上QQ阅读APP看书,第一时间看更新
CheckpointListener/CheckpointNotificationListener
This interface provides hooks for the operator developer to align behavior with the engine's checkpointing mechanism (which will be covered in detail in the Chapter 5, Fault Tolerance and Reliability). For now, it will be sufficient to understand that during checkpointing the state of the operator is externalized and saved to durable storage. In order to optimize this and align any additional fault tolerance support that the operator requires, the interfaces provide:
- beforeCheckpoint: This is called before the engine extracts the state from the operator. This is an opportunity to update the state. For example, suppose the operator implementation needs to write state to a write ahead log and needs to remember the file name(s) and offset range(s) so that when there is a need to recover, it knows what to read. In this example, the operator would flush pending data to the file and the update it's state containing the offset information, so that the meta information is checkpointed and available during recovery.

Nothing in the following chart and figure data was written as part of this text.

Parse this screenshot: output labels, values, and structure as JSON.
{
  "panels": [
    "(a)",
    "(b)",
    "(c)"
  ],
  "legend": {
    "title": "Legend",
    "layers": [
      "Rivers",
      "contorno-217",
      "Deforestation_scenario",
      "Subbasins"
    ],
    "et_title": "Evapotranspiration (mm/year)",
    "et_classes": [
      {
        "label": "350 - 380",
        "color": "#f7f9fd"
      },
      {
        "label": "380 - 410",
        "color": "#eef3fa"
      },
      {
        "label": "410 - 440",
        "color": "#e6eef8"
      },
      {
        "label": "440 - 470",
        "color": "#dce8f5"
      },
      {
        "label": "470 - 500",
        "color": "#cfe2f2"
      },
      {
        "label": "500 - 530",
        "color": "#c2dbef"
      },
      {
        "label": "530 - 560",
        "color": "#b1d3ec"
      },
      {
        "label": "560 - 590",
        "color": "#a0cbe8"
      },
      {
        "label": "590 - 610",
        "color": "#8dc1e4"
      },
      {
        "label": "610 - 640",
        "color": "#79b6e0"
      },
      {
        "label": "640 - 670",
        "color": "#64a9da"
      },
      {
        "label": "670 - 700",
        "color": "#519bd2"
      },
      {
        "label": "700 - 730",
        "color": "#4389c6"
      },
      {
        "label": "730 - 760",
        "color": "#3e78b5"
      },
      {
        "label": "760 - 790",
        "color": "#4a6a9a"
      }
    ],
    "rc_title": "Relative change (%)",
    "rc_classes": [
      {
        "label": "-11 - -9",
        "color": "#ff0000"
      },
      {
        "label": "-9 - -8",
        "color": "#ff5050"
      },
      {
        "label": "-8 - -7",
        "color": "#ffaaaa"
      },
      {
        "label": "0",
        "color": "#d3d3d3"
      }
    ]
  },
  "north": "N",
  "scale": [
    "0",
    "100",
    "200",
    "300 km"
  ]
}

- checkpointed: This is called immediately after a checkpoint is completed. This could be used to optimize resources or record information about a completed checkpoint. In most cases, the operator or developer would implement beforeCheckpoint, however.
- committed: This is called with the latest known streaming window interval identifier that was fully processed in the entire DAG and therefore will never need to be replayed during recovery. This is an opportunity for operator implementations to finalize state and make it available to external consumers. For example, a file writer could close intermediate files and move/rename them to the final location. Alternatively, incremental state saving mechanisms can materialize that state and drop recovery logs.